Note: I've gone back and edited this piece to remove some of the nastier bits...
You know, I'm all about letting go of resentments. I was recently making a list of resentments I have and was surprised to find so many were dropping of the list. That's so far away now, I don't really cherish any ill-feelings towards that person. Maybe I don't cherish any positive feelings for them, or want them in my life in any way shape or form, but I don't put energy into wishing them ill, or for that matter, thinking about them at all.
Until reminders of their presence is forced upon me.
A good friend of mine called to let me know she'd run into my 'ex. Now, of the three (?) people who might have some claim to the title "ex," three of them are white and two of them are male. I know someone once told me they'd met "your ex-boyfriend," and that made me mad too, just that one of those guys might be claiming to be my ex-boyfriend. My preferred term is "transition guy."
You can tell already that I'm a handful, can't you?
So back to this woman. She told my friend that "she and I were married for four years" but that now Ktrion "hates me." My friend, who knows me well and also has no reason to see me angry or hateful was understandably puzzled by this comment.

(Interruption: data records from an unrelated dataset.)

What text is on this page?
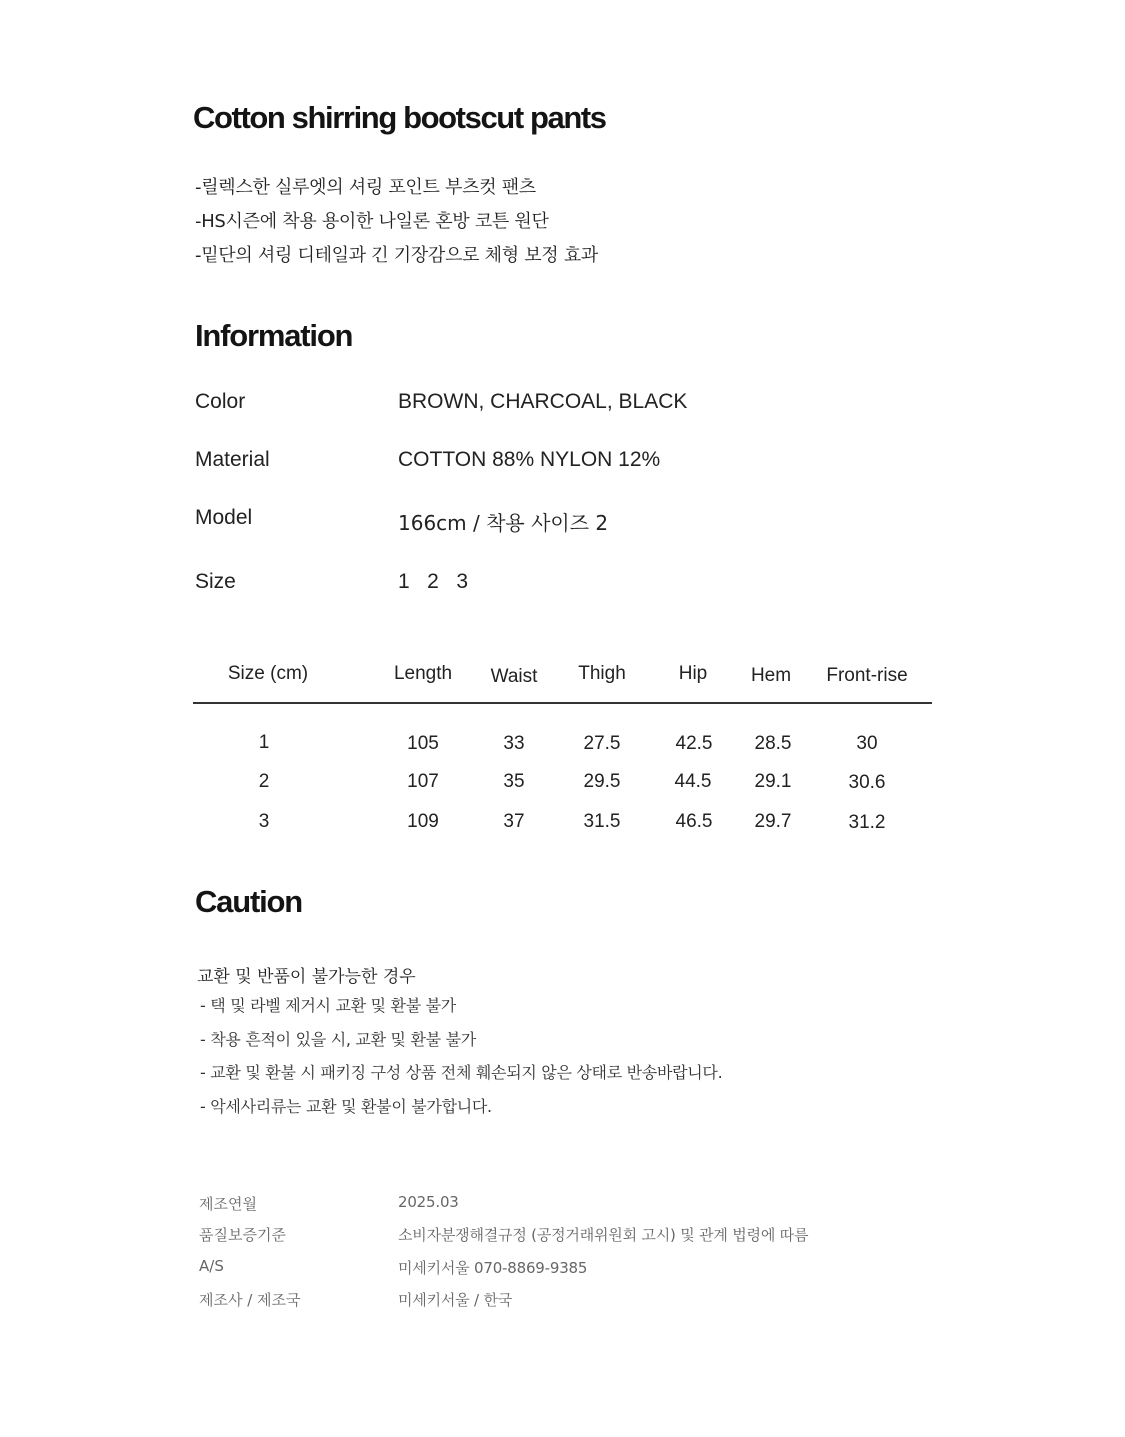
Cotton shirring bootscut pants
-릴렉스한 실루엣의 셔링 포인트 부츠컷 팬츠
-HS시즌에 착용 용이한 나일론 혼방 코튼 원단
-밑단의 셔링 디테일과 긴 기장감으로 체형 보정 효과
Information
Color	BROWN, CHARCOAL, BLACK
Material	COTTON 88% NYLON 12%
Model	166cm / 착용 사이즈 2
Size	1   2   3
Size (cm)	Length Waist Thigh	Hip Hem Front-rise
1	105	33	27.5	42.5 28.5	30
2	107	35	29.5	44.5 29.1	30.6
3	109	37	31.5	46.5 29.7	31.2
Caution
교환 및 반품이 불가능한 경우
- 택 및 라벨 제거시 교환 및 환불 불가
- 착용 흔적이 있을 시, 교환 및 환불 불가
- 교환 및 환불 시 패키징 구성 상품 전체 훼손되지 않은 상태로 반송바랍니다.
- 악세사리류는 교환 및 환불이 불가합니다.
제조연월	2025.03
품질보증기준	소비자분쟁해결규정 (공정거래위원회 고시) 및 관계 법령에 따름
A/S	미세키서울 070-8869-9385
제조사 / 제조국	미세키서울 / 한국
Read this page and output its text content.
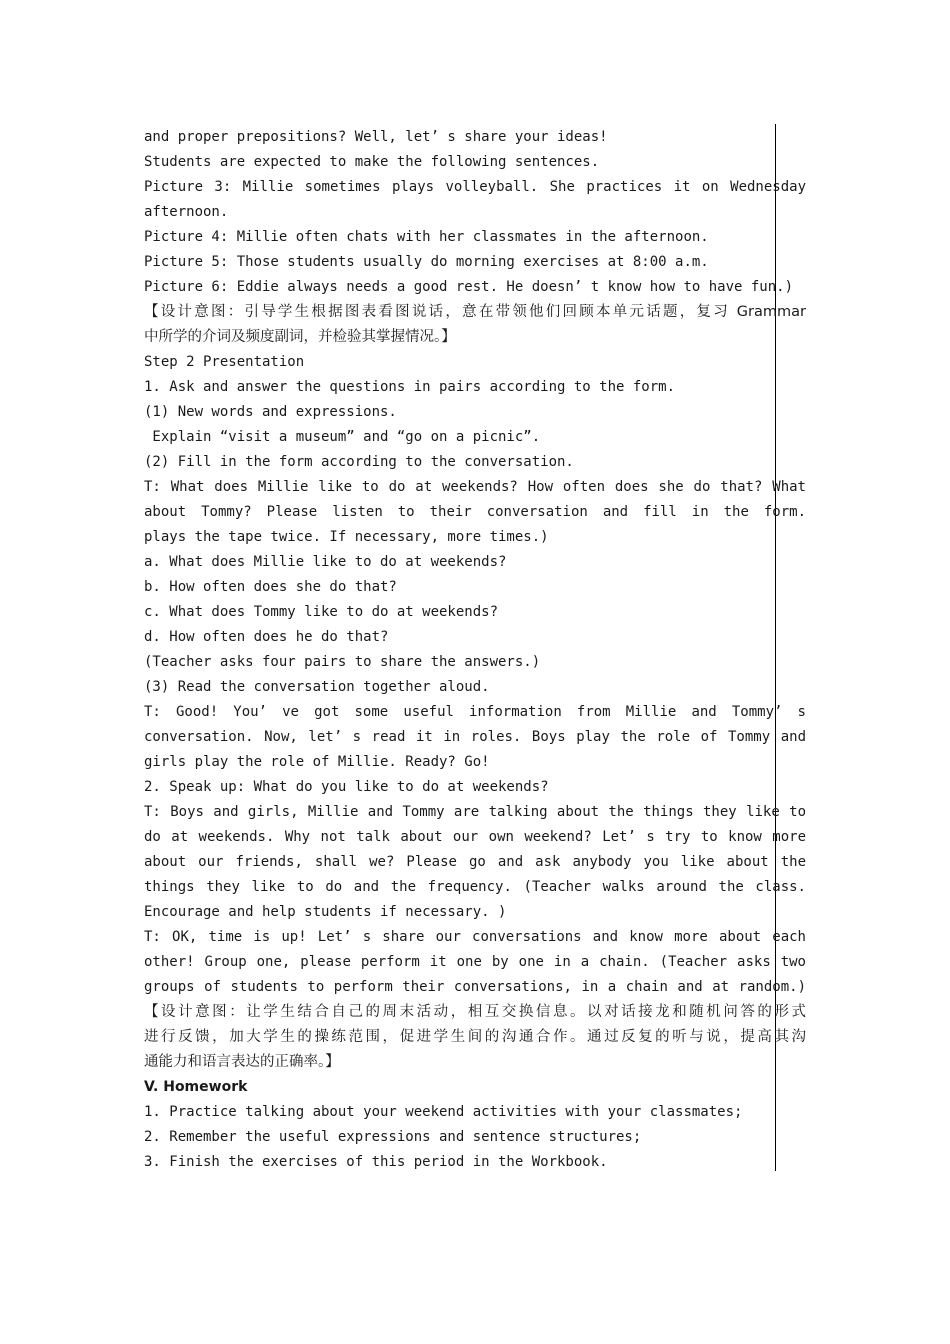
and proper prepositions? Well, let’ s share your ideas!
Students are expected to make the following sentences.
Picture 3: Millie sometimes plays volleyball. She practices it on Wednesday
afternoon.
Picture 4: Millie often chats with her classmates in the afternoon.
Picture 5: Those students usually do morning exercises at 8:00 a.m.
Picture 6: Eddie always needs a good rest. He doesn’ t know how to have fun.)
【设计意图：引导学生根据图表看图说话，意在带领他们回顾本单元话题，复习 Grammar
中所学的介词及频度副词，并检验其掌握情况。】
Step 2 Presentation
1. Ask and answer the questions in pairs according to the form.
(1) New words and expressions.
Explain “visit a museum” and “go on a picnic”.
(2) Fill in the form according to the conversation.
T: What does Millie like to do at weekends? How often does she do that? What
about Tommy? Please listen to their conversation and fill in the form.
plays the tape twice. If necessary, more times.)
a. What does Millie like to do at weekends?
b. How often does she do that?
c. What does Tommy like to do at weekends?
d. How often does he do that?
(Teacher asks four pairs to share the answers.)
(3) Read the conversation together aloud.
T: Good! You’ ve got some useful information from Millie and Tommy’ s
conversation. Now, let’ s read it in roles. Boys play the role of Tommy and
girls play the role of Millie. Ready? Go!
2. Speak up: What do you like to do at weekends?
T: Boys and girls, Millie and Tommy are talking about the things they like to
do at weekends. Why not talk about our own weekend? Let’ s try to know more
about our friends, shall we? Please go and ask anybody you like about the
things they like to do and the frequency. (Teacher walks around the class.
Encourage and help students if necessary. )
T: OK, time is up! Let’ s share our conversations and know more about each
other! Group one, please perform it one by one in a chain. (Teacher asks two
groups of students to perform their conversations, in a chain and at random.)
【设计意图：让学生结合自己的周末活动，相互交换信息。以对话接龙和随机问答的形式
进行反馈，加大学生的操练范围，促进学生间的沟通合作。通过反复的听与说，提高其沟
通能力和语言表达的正确率。】
V. Homework
1. Practice talking about your weekend activities with your classmates;
2. Remember the useful expressions and sentence structures;
3. Finish the exercises of this period in the Workbook.
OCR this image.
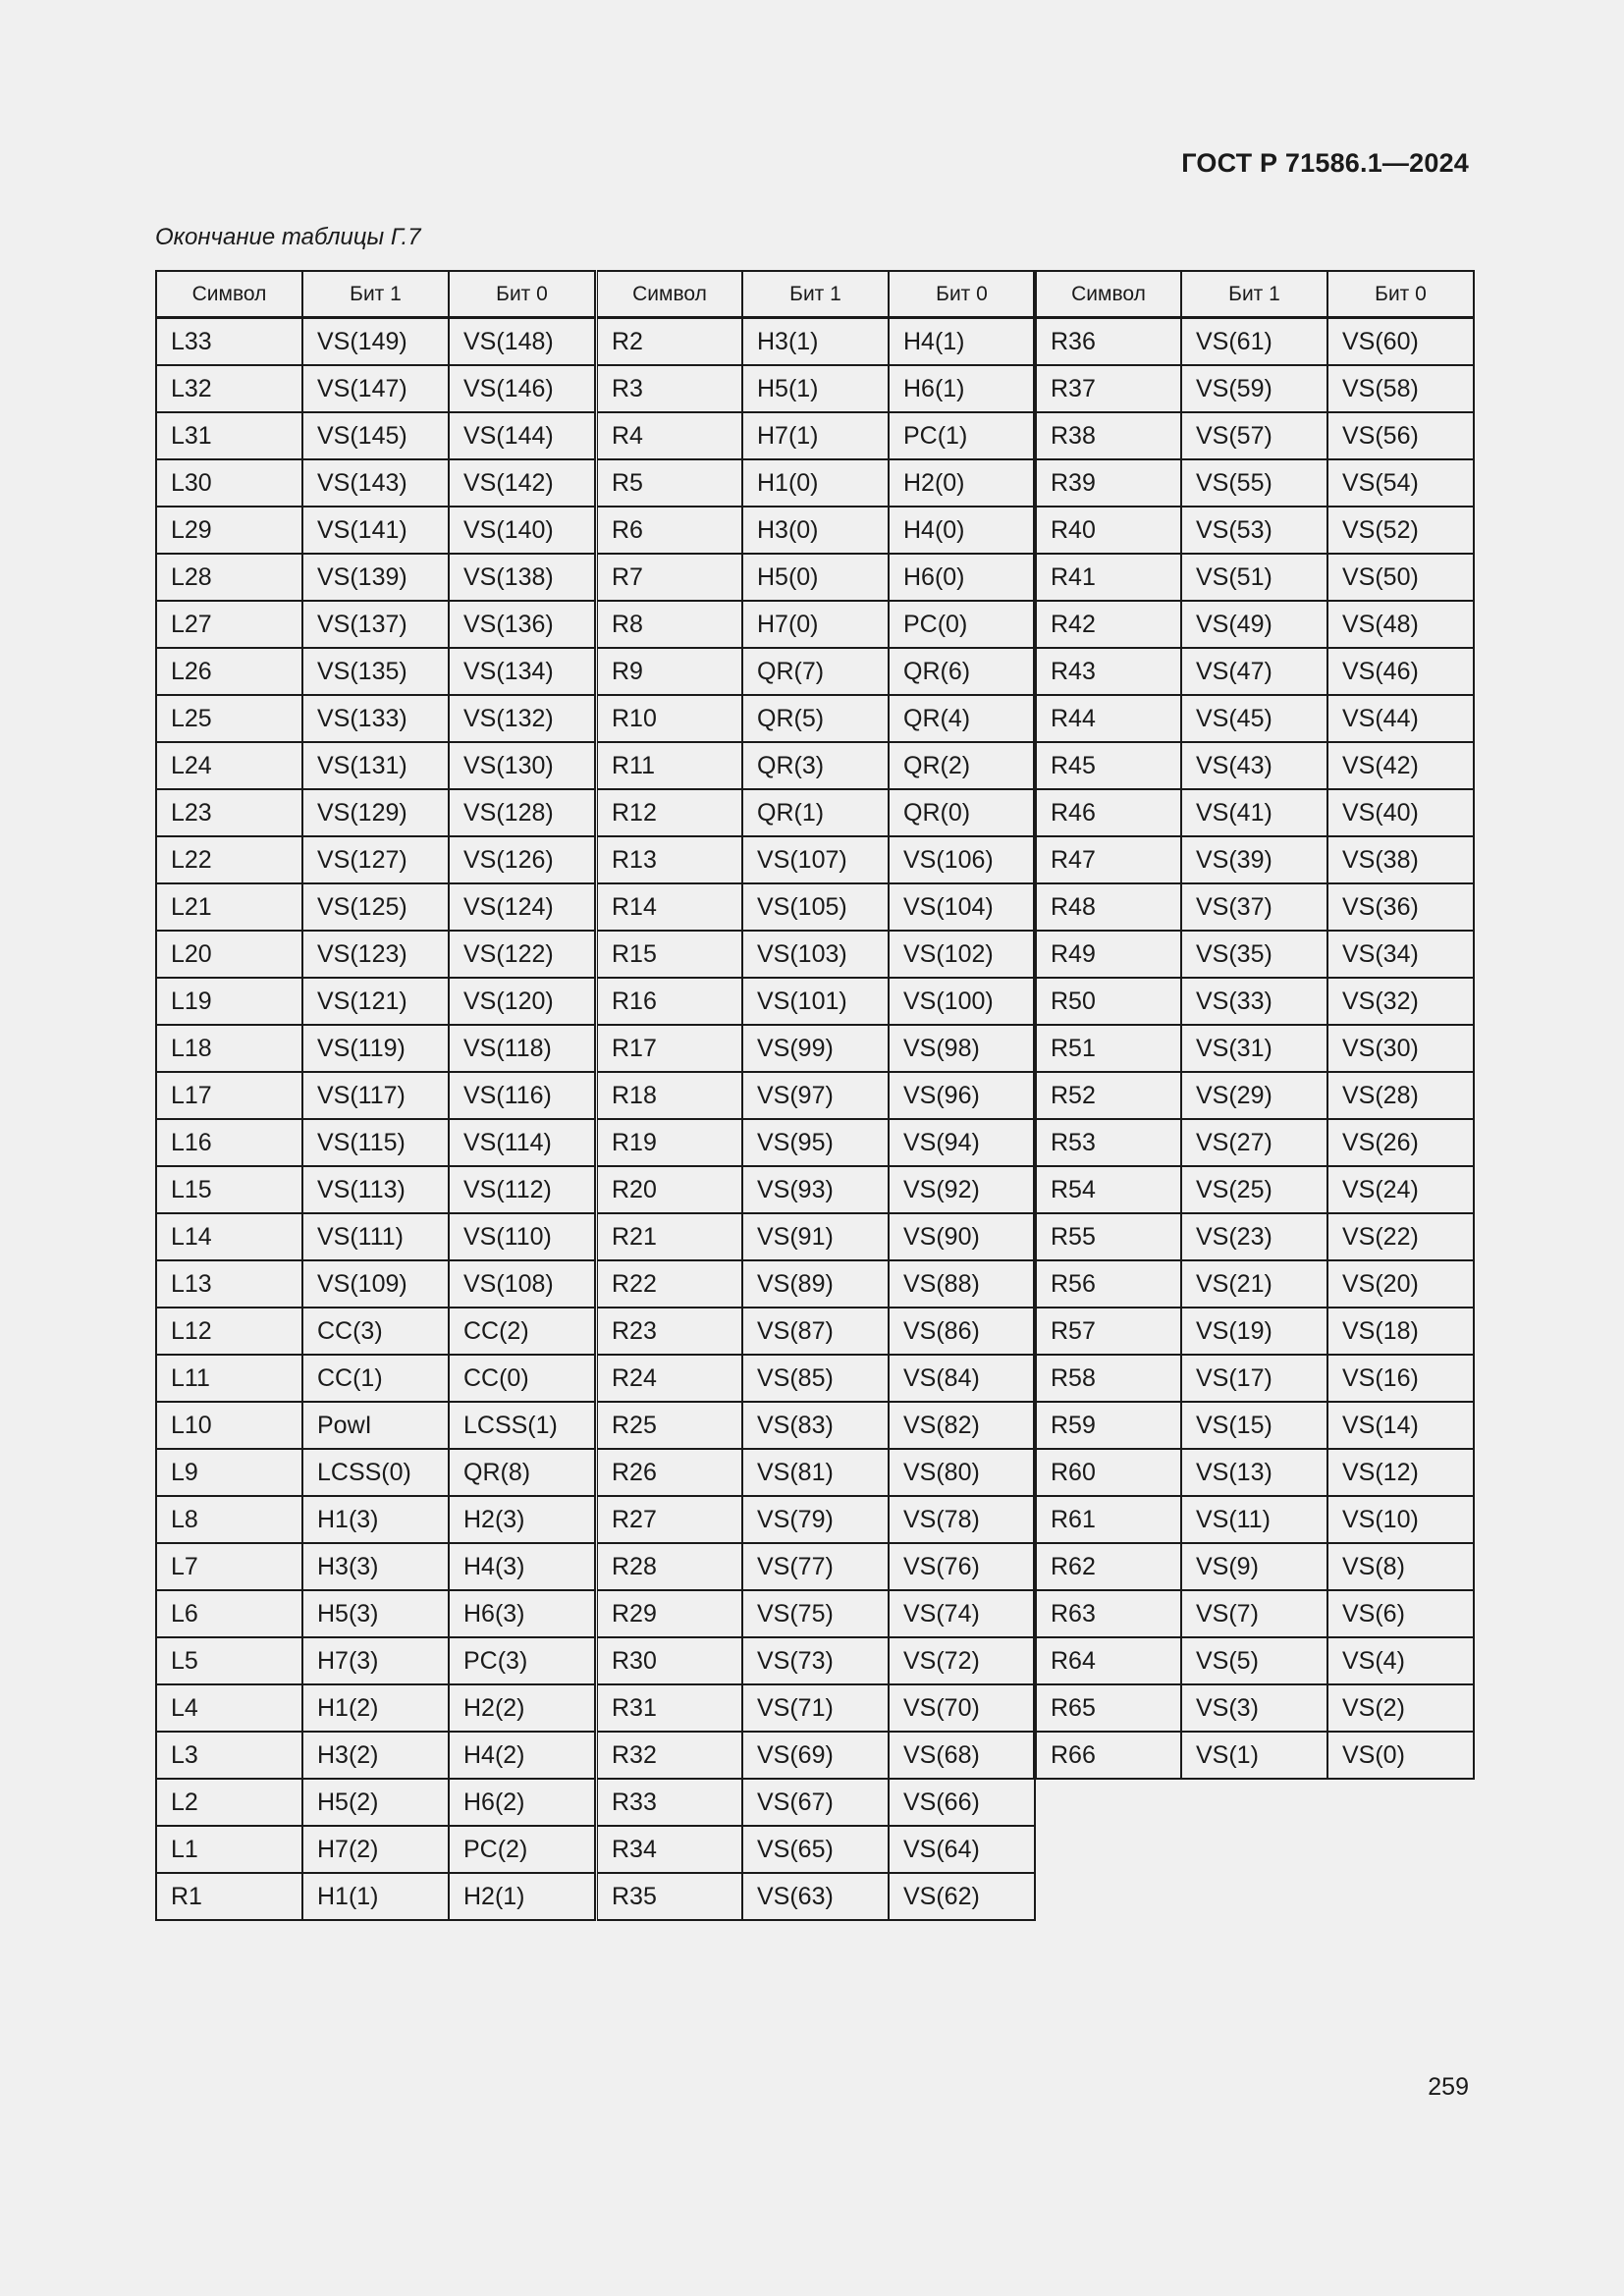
ГОСТ Р 71586.1—2024

Окончание таблицы Г.7

Символ	Бит 1	Бит 0
L33	VS(149)	VS(148)
L32	VS(147)	VS(146)
L31	VS(145)	VS(144)
L30	VS(143)	VS(142)
L29	VS(141)	VS(140)
L28	VS(139)	VS(138)
L27	VS(137)	VS(136)
L26	VS(135)	VS(134)
L25	VS(133)	VS(132)
L24	VS(131)	VS(130)
L23	VS(129)	VS(128)
L22	VS(127)	VS(126)
L21	VS(125)	VS(124)
L20	VS(123)	VS(122)
L19	VS(121)	VS(120)
L18	VS(119)	VS(118)
L17	VS(117)	VS(116)
L16	VS(115)	VS(114)
L15	VS(113)	VS(112)
L14	VS(111)	VS(110)
L13	VS(109)	VS(108)
L12	CC(3)	CC(2)
L11	CC(1)	CC(0)
L10	PowI	LCSS(1)
L9	LCSS(0)	QR(8)
L8	H1(3)	H2(3)
L7	H3(3)	H4(3)
L6	H5(3)	H6(3)
L5	H7(3)	PC(3)
L4	H1(2)	H2(2)
L3	H3(2)	H4(2)
L2	H5(2)	H6(2)
L1	H7(2)	PC(2)
R1	H1(1)	H2(1)
Символ	Бит 1	Бит 0
R2	H3(1)	H4(1)
R3	H5(1)	H6(1)
R4	H7(1)	PC(1)
R5	H1(0)	H2(0)
R6	H3(0)	H4(0)
R7	H5(0)	H6(0)
R8	H7(0)	PC(0)
R9	QR(7)	QR(6)
R10	QR(5)	QR(4)
R11	QR(3)	QR(2)
R12	QR(1)	QR(0)
R13	VS(107)	VS(106)
R14	VS(105)	VS(104)
R15	VS(103)	VS(102)
R16	VS(101)	VS(100)
R17	VS(99)	VS(98)
R18	VS(97)	VS(96)
R19	VS(95)	VS(94)
R20	VS(93)	VS(92)
R21	VS(91)	VS(90)
R22	VS(89)	VS(88)
R23	VS(87)	VS(86)
R24	VS(85)	VS(84)
R25	VS(83)	VS(82)
R26	VS(81)	VS(80)
R27	VS(79)	VS(78)
R28	VS(77)	VS(76)
R29	VS(75)	VS(74)
R30	VS(73)	VS(72)
R31	VS(71)	VS(70)
R32	VS(69)	VS(68)
R33	VS(67)	VS(66)
R34	VS(65)	VS(64)
R35	VS(63)	VS(62)
Символ	Бит 1	Бит 0
R36	VS(61)	VS(60)
R37	VS(59)	VS(58)
R38	VS(57)	VS(56)
R39	VS(55)	VS(54)
R40	VS(53)	VS(52)
R41	VS(51)	VS(50)
R42	VS(49)	VS(48)
R43	VS(47)	VS(46)
R44	VS(45)	VS(44)
R45	VS(43)	VS(42)
R46	VS(41)	VS(40)
R47	VS(39)	VS(38)
R48	VS(37)	VS(36)
R49	VS(35)	VS(34)
R50	VS(33)	VS(32)
R51	VS(31)	VS(30)
R52	VS(29)	VS(28)
R53	VS(27)	VS(26)
R54	VS(25)	VS(24)
R55	VS(23)	VS(22)
R56	VS(21)	VS(20)
R57	VS(19)	VS(18)
R58	VS(17)	VS(16)
R59	VS(15)	VS(14)
R60	VS(13)	VS(12)
R61	VS(11)	VS(10)
R62	VS(9)	VS(8)
R63	VS(7)	VS(6)
R64	VS(5)	VS(4)
R65	VS(3)	VS(2)
R66	VS(1)	VS(0)

259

But all my letting go of resentments aside, I have to admit that I am irked to find that this white woman is claiming her ex-status with me as a way of giving her "i'm a white woman but with good politics" spiel some kind of credibility.
Also, I am irked that this person claims we were "married" for four years. Since she did not act as such at the time. I'm just saying, there's a contradiction there.
Granted, there was a ceremony. One I refer to now as "my delayed Quinceañera." All Chicana dykes need some kind of coming-out, coming-of-age ceremony. And somehow being an adult woman is usually tied to either childbirth or marriage. And, okay, I wanted my family to acknowledge and support me in my queerness.
She also expressed having "worried" about me after hearing that I was in Columbus, Ohio. You know, worried, in that way that white women worry about women of color. Again, this is a person who had shown a distinct lack of interest in my emotional well-being, during the historical period in which she was in a position to affect same. And such a statement certainly did not acknowledge me as a strong, a fierce woman of color,... with, by the way, a partner who loves and supports me and cares about my physical and mental well-being, talks with me after a hard day so that I know I'm not all alone against the craziness
The few years I spent with that person some fifteen years ago or so, by no means hold up to any kind of comparison to my relationship with L*, which has created poetry, survived two dissertations, three cross-country moves, one marathon, several homes, two cats, health, illness, family deaths, the traumas of academe and the joy of true partnership with a mature, loving, giving, smart-as-nails partner. (yes, partnership with a partner. i said that.)
L* taught me that trust can be grown, that love isn't a battlefield, that a relationship can foster creativity and growth, and change. And many many more things. Y'all KNOW I love me some L*.
I don't want my life tainted by resentments. I have so much to be thankful for. So many wonderful people in my life. So lucky to be here. With L*.